Kisah
26:1-32
“Aku mau berdoa kepada Allah, supaya segera atau
lama-kelamaan bukan hanya engkau saja, tetapi semua orang lain yang hadir di
sini dan yang mendengarkan perkataanku menjadi sama seperti aku kecuali belenggu-belenggu ini”
Berdoa untuk suami, isteri,
anak dan orang tua yang tidak mau berubah nampaknya menjadi sesuatu yang
melelahkan, bahkan kadang membawa kita pada tingkat frustasi yang tinggi. Kita
merasa bahwa mendoakan mereka adalah sebuah kewajiban, karena kita juga ingin
semua anggota keluarga kita mendapatkan keselamatan.
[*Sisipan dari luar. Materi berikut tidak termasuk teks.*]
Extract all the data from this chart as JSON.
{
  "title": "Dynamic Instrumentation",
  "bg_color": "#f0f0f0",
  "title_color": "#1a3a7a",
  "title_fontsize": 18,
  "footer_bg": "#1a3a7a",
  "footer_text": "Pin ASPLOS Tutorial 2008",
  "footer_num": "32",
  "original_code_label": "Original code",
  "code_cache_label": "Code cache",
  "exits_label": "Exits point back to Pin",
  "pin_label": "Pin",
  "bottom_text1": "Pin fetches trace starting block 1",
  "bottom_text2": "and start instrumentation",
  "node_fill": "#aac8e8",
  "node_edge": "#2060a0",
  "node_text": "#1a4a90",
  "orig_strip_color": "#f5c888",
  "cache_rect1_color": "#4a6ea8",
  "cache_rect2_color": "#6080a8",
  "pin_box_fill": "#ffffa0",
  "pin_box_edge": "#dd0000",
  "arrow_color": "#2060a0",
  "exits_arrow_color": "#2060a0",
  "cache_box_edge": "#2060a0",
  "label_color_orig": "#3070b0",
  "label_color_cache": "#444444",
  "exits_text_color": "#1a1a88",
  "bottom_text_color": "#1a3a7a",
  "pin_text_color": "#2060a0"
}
Namun ketika kita sudah
sedemikian lama berdoa, tapi tidak ada perubahan yang kita dapati, rasa lelah
dapat saja membuat kita menyerah.
Sebagai tokoh Kekristenan
mula-mula yang begitu mengagumkan, Paulus menjadi teladan dalam banyak hal.
Terutama dalan ketekunan memikul penderitaan dan kesetiaan terhadap Allah.
Penderitaan yang dialami Paulus bukanlah penderitaan ringan, walau tentu tak
sebanding dengan apa yang dialami oleh Yesus di atas kayu salib, namun Paulus
sebagai manusia mengalami begitu banyak penderitaan bersama dengan para rasul
lainnya.
Apa yang menarik dari kisah
Paulus hari ini? Coba perhatikan apa yang ia doakan? Apakah ia mendoakan
keselamatannya? TIDAK! Apaka ia mendoakan agar hidupnya nyaman dan enak? TIDAK!
Apakah dia mendoakan agar orang lain merasakan penderitaan yang ia rasakan?
TIDAK! Lalu apa yang menjadi doanya? Dia berdoa agar semua umat yang mendengar
kesaksiannya menjadi umat yang radikal dan militan bagi Tuhan. Tentu radikal
dan militan dalam artian yang positif, yaitu mampu mengabarkan sukacita
keselamatan dan kerajaan Allah kepada dunia dengan kesungguhan dan kesetiaan.
Tapi saudara nilai lain yang luar biasa
dari doa Paulus, bahwa Ia tidak menginginkan orang lain merasakan
belenggu-belenggu yang ia rasakan. Adakah kita berdoa seperti Paulus?